Scientific Reports (Nov 2023)

Comparison between vision transformers and convolutional neural networks to predict non-small lung cancer recurrence

  • Annarita Fanizzi,
  • Federico Fadda,
  • Maria Colomba Comes,
  • Samantha Bove,
  • Annamaria Catino,
  • Erika Di Benedetto,
  • Angelo Milella,
  • Michele Montrone,
  • Annalisa Nardone,
  • Clara Soranno,
  • Alessandro Rizzo,
  • Deniz Can Guven,
  • Domenico Galetta,
  • Raffaella Massafra

DOI
https://doi.org/10.1038/s41598-023-48004-9
Journal volume & issue
Vol. 13, no. 1
pp. 1 – 10

Abstract

Read online

Abstract Non-Small cell lung cancer (NSCLC) is one of the most dangerous cancers, with 85% of all new lung cancer diagnoses and a 30–55% of recurrence rate after surgery.

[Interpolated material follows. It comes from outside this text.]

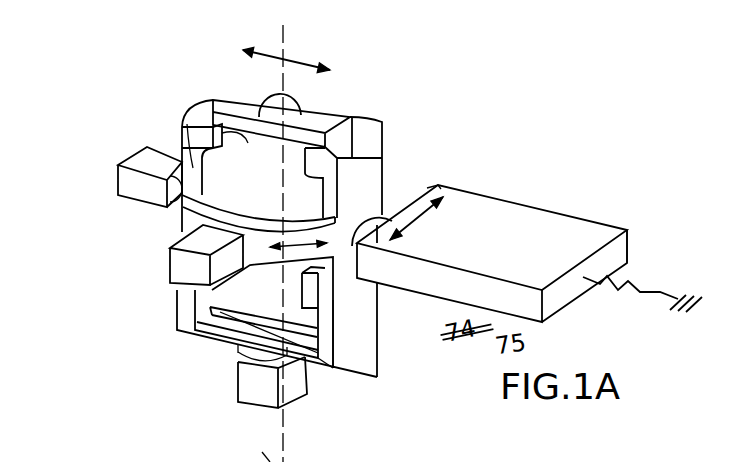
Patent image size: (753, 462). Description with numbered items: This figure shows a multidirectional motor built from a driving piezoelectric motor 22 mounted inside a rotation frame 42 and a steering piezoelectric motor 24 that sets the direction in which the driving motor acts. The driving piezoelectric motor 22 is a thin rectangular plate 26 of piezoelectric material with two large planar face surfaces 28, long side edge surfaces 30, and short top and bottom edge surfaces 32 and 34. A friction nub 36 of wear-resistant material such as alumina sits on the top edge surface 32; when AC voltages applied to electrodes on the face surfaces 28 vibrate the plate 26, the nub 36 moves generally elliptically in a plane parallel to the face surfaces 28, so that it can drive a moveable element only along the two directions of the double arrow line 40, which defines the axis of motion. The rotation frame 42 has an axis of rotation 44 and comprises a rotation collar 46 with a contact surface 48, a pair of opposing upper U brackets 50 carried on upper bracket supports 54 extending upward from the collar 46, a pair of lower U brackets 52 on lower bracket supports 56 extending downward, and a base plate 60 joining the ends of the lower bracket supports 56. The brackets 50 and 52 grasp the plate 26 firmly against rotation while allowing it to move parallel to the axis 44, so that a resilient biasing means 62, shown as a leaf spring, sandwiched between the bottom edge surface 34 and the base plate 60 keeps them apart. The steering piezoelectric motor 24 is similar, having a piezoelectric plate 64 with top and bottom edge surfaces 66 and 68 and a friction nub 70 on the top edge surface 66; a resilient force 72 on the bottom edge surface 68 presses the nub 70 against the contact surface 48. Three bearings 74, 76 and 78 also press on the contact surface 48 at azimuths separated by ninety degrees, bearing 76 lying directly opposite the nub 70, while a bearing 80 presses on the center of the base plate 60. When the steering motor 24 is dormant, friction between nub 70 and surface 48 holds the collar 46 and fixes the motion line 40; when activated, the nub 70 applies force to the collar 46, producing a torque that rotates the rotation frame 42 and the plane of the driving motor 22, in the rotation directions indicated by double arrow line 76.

Thus, an accurate prediction of recurrence risk in NSCLC patients during diagnosis could be essential to drive targeted therapies preventing either overtreatment or undertreatment of cancer patients. The radiomic analysis of CT images has already shown great potential in solving this task; specifically, Convolutional Neural Networks (CNNs) have already been proposed providing good performances. Recently, Vision Transformers (ViTs) have been introduced, reaching comparable and even better performances than traditional CNNs in image classification. The aim of the proposed paper was to compare the performances of different state-of-the-art deep learning algorithms to predict cancer recurrence in NSCLC patients. In this work, using a public database of 144 patients, we implemented a transfer learning approach, involving different Transformers architectures like pre-trained ViTs, pre-trained Pyramid Vision Transformers, and pre-trained Swin Transformers to predict the recurrence of NSCLC patients from CT images, comparing their performances with state-of-the-art CNNs. Although, the best performances in this study are reached via CNNs with AUC, Accuracy, Sensitivity, Specificity, and Precision equal to 0.91, 0.89, 0.85, 0.90, and 0.78, respectively, Transformer architectures reach comparable ones with AUC, Accuracy, Sensitivity, Specificity, and Precision equal to 0.90, 0.86, 0.81, 0.89, and 0.75, respectively. Based on our preliminary experimental results, it appears that Transformers architectures do not add improvements in terms of predictive performance to the addressed problem.